The γ irradiation of β(−)pinene produces a dimer and a solid white resin of poly(β(−)pinene). The radiolysis instead of causing the radioracemization of the enantiomerically pure monomer caused an unexpected increase in the optical activity of the system. The specific optical activity of the monomer increased after the radiolysis and the recovered β(−)pinene dimer and polymer showed an unexpectedly higher optical activity not explainable without admitting an highly regular polymeric superstructure. The highly regular poly(β(−)pinene) structure, with very high optical activity has been reported in literature only for β(−)pinene polymerized at −80°C with highly stereospecific Ziegler–Natta catalysts. The classical cationic polymerization of β(−)pinene leads to a resin with very low optical activity and structural regularity.

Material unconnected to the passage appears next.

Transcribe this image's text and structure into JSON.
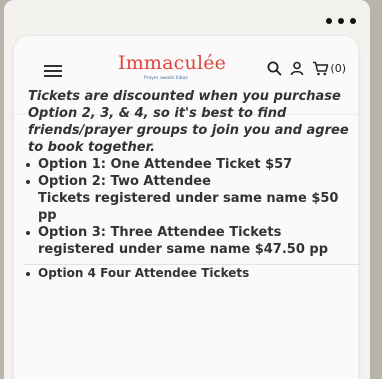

To the best of the author’s knowledge it is the first time that at so high radiation dose, instead of observing a reduction in the optical activity of a chiral molecule, a phenomenon known as radioracemization, it is instead observed an increase in the optical activity of the system with the formation of a series of products having a much higher optical activity in comparison to the starting monomer, a phenomenon which can be described as chiral amplification. It is absolutely remarkable in the context of the prebiotic amplification of chirality that this result has been achieved simply by using γ radiation and a very simple terpene monomer.